Preisnachlass unterstützt regelmäßigere Medikamenteneinnahme

Gesundheitsökonom Marcel Bilger von der Wirtschaftsuniversität Wien zeigt in einer Studie, dass schon allein die Gewährung von Rabatten auf Behandlungskosten zu einer regelmäßigeren Medikamenteneinnahme bei chronischen Erkrankungen führt.

Rheuma, Diabetes oder Asthma – chronische Erkrankungen zählen zu den häufigsten und wirtschaftlich bedeutsamsten Gesundheitsproblemen reicher Länder. Da Medikamente gerade bei derartigen Erkrankungen nicht sofort wirken, lassen viele Patientinnen und Patienten ihre Erkrankungen unbehandelt. Gerade die mangelnde Medikamenteneinnahme stellt weltweit ein Problem der allgemeinen Gesundheit dar – sie fordert nicht nur zahlreiche vermeidbare Todesfälle und schwere Krankheitsverläufe, sondern verursacht auch hohe wirtschaftliche Kosten für ein Gesundheitssystem.

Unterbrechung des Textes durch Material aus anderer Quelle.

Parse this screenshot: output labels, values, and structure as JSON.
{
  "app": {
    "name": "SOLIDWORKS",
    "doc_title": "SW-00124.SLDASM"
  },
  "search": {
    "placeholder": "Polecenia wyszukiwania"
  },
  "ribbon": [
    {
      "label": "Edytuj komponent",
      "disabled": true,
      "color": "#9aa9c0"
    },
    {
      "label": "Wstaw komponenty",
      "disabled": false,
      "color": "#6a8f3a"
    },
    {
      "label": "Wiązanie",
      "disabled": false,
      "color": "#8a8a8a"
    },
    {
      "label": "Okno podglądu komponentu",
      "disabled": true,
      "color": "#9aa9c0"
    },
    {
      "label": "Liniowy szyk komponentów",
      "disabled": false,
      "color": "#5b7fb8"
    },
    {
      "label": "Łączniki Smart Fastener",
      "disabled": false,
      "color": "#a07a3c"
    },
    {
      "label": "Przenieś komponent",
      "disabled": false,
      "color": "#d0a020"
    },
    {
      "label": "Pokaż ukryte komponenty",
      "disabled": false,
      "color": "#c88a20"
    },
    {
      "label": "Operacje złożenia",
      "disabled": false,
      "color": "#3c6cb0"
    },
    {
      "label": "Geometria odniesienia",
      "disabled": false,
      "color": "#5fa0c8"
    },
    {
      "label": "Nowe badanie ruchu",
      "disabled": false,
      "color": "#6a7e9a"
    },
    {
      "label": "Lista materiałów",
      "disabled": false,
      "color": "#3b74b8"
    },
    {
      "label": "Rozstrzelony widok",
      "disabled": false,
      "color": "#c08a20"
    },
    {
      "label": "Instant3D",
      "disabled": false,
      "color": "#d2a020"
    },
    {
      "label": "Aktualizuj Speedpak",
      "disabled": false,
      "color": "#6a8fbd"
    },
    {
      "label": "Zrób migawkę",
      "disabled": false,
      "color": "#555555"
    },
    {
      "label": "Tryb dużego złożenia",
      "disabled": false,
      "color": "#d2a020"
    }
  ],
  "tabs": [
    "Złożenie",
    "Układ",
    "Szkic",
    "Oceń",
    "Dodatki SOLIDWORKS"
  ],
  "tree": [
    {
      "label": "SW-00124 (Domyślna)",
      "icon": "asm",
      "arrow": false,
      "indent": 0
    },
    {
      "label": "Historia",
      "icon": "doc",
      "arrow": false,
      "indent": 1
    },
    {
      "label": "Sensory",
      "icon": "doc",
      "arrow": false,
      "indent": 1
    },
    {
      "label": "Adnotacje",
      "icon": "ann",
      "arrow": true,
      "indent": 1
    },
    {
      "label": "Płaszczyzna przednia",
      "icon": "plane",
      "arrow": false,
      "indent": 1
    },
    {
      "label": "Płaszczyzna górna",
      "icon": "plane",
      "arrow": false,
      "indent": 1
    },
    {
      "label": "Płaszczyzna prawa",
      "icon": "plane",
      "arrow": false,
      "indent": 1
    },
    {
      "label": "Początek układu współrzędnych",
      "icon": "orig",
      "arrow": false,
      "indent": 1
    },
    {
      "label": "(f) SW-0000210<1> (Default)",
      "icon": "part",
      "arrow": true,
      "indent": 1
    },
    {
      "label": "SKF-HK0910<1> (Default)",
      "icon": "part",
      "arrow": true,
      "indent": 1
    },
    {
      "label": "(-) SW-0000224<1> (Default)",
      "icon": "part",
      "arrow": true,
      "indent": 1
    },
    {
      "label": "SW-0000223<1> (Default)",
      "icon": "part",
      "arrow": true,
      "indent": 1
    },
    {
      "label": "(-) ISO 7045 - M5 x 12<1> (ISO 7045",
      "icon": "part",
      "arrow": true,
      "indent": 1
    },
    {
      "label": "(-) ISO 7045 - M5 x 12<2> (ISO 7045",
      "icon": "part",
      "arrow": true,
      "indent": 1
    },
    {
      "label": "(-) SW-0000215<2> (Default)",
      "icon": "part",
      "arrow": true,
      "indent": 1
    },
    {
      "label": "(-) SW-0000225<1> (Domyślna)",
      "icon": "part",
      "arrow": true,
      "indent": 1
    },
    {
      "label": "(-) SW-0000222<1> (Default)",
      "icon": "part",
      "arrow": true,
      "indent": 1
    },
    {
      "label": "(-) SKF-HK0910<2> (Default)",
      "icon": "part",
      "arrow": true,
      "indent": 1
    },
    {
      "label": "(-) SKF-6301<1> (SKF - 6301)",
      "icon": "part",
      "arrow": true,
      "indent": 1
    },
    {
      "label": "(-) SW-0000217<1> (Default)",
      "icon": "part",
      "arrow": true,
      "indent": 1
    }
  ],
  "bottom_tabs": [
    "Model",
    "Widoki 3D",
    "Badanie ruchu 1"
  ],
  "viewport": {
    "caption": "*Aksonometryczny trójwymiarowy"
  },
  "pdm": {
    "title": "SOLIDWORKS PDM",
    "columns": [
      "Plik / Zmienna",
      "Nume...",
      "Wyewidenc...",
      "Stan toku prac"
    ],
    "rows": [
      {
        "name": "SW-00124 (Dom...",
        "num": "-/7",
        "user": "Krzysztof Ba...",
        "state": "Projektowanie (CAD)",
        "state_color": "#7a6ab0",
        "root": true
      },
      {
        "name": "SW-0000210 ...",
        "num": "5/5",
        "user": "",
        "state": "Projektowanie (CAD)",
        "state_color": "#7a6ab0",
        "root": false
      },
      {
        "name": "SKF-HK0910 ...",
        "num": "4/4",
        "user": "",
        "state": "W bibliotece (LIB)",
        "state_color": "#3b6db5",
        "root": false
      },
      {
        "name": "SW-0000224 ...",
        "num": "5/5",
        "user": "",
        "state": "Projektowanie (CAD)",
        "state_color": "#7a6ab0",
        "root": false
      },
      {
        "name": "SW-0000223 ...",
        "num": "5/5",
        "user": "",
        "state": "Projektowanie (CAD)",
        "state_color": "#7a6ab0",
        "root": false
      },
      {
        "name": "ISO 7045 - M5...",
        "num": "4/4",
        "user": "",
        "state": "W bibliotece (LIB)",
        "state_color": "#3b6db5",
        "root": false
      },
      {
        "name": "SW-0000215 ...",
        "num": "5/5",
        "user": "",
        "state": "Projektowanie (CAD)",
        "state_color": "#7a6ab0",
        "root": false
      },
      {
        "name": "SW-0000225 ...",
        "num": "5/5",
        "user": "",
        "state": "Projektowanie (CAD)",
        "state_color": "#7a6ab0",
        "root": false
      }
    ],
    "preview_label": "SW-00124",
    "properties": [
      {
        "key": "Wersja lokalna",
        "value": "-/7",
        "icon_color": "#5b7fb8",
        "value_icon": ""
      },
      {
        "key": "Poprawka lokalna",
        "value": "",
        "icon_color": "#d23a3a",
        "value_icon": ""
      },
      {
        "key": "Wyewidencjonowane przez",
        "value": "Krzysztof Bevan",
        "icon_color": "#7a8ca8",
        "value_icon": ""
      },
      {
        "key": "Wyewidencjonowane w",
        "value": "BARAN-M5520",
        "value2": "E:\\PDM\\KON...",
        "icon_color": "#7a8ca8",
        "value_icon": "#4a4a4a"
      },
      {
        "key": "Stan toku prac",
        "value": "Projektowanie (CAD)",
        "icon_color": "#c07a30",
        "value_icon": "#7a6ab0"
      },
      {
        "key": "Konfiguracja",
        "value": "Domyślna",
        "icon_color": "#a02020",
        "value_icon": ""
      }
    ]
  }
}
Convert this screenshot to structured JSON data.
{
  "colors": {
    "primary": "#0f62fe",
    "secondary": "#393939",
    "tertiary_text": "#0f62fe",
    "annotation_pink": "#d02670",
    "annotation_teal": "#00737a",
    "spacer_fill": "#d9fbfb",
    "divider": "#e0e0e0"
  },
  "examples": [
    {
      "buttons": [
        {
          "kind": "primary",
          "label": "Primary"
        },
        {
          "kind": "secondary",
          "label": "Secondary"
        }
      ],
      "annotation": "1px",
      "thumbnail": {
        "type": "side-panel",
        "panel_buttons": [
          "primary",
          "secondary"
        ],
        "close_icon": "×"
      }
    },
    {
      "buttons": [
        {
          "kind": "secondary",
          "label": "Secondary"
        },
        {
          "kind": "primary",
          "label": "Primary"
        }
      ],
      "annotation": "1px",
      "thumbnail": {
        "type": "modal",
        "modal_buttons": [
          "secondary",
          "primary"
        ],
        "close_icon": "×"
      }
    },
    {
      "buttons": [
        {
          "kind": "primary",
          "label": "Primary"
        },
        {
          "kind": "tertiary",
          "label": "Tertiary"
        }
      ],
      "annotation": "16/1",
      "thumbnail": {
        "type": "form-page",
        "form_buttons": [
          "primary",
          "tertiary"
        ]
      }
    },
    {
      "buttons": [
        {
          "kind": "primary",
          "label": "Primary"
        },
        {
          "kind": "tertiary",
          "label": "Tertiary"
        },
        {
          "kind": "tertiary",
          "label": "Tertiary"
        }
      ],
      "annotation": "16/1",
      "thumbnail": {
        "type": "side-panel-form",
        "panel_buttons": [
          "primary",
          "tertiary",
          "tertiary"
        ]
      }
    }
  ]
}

Monatliche Rabatte von unter 6 US-Dollar ausreichend

Neueste Studien gehen davon aus, dass selbst in reichen Ländern 50 Prozent der chronischen Erkrankungen unbehandelt bleiben. Bisherige Versuche, die regelmäßige Medikamenteneinnahme – etwa durch billigere Medikamente – zu fördern, zeigten nur wenig Erfolg und waren sehr teuer. WU-Professor Marcel Bilger, Leiter der Abteilung Health Economics and Policy, führte daher gemeinsam mit Forschern der Duke-NUS Medical School (Singapur) und des Singapore National Eye Center ein Experiment zu verhaltensabhängigen Rabatten mit 100 Glaukom-Betroffenen durch. Glaukom bezeichnet eine Reihe von Augenkrankheiten, die eine dauerhafte Schädigung des Sehnervs verursachen. Im Rahmen der Studie bekamen die Personen, die ihre Medikamente wie vom Arzt verschrieben einnahmen, als „Belohnung“ Rabatte auf die Behandlungskosten. Preisnachlässe in der Höhe von 5,94 US-Dollar monatlich reichten aus, um die Zahl jener Personen zu steigern, die ihre Medikamente regelmäßig im vorgeschriebenen Ausmaß nehmen. Nach 6 Monaten nahmen die TeilnehmerInnen mit den Rabatten ihre Medikamente an ca. 132 Tagen (=73,1% der Tage) vollständig ein. Das waren fast 30 Tage mehr als ihre Vergleichsgruppe.

Mögliche günstige Lösung

Studienautor Marcel Bilger erklärt: „Unbehandelte, chronische Erkrankungen sind ein großes Problem – für die Kranken, aber auch für die Gesundheitssysteme. Diese Studienergebnisse zeigen einen möglichen, günstigeren Weg auf, um Verbesserungen zu schaffen. Der schnelle Zusatznutzen, den die PatientInnen bei regelmäßiger Medikamenteneinnahmen erfahren, motiviert zur weiteren Therapie. Dadurch bleiben Betroffene länger gesünder.“

Marcel Bilger
© Wirtschaftsuniversität Wien

Über den/die Forscher*In

Marcel Bilger hält seit 2018 die Stiftungsprofessur für Health Economics am Department für Sozioökonomie der WU. In seiner Forschung widmet er sich der Gesundheitsökonomie, der Gerechtigkeit und Nachhaltigkeit von Gesundheitssystemen und der Gesundheitsfinanzierung. Einen besonderen Schwerpunkt legt er auf veränderbare gesundheitliche Risikofaktoren wie Übergewicht (Adipositas), Bewegungsmangel und Nichteinnahme von Medikamenten und deren Auswirkungen auf Gesellschaft und Gesundheitssysteme.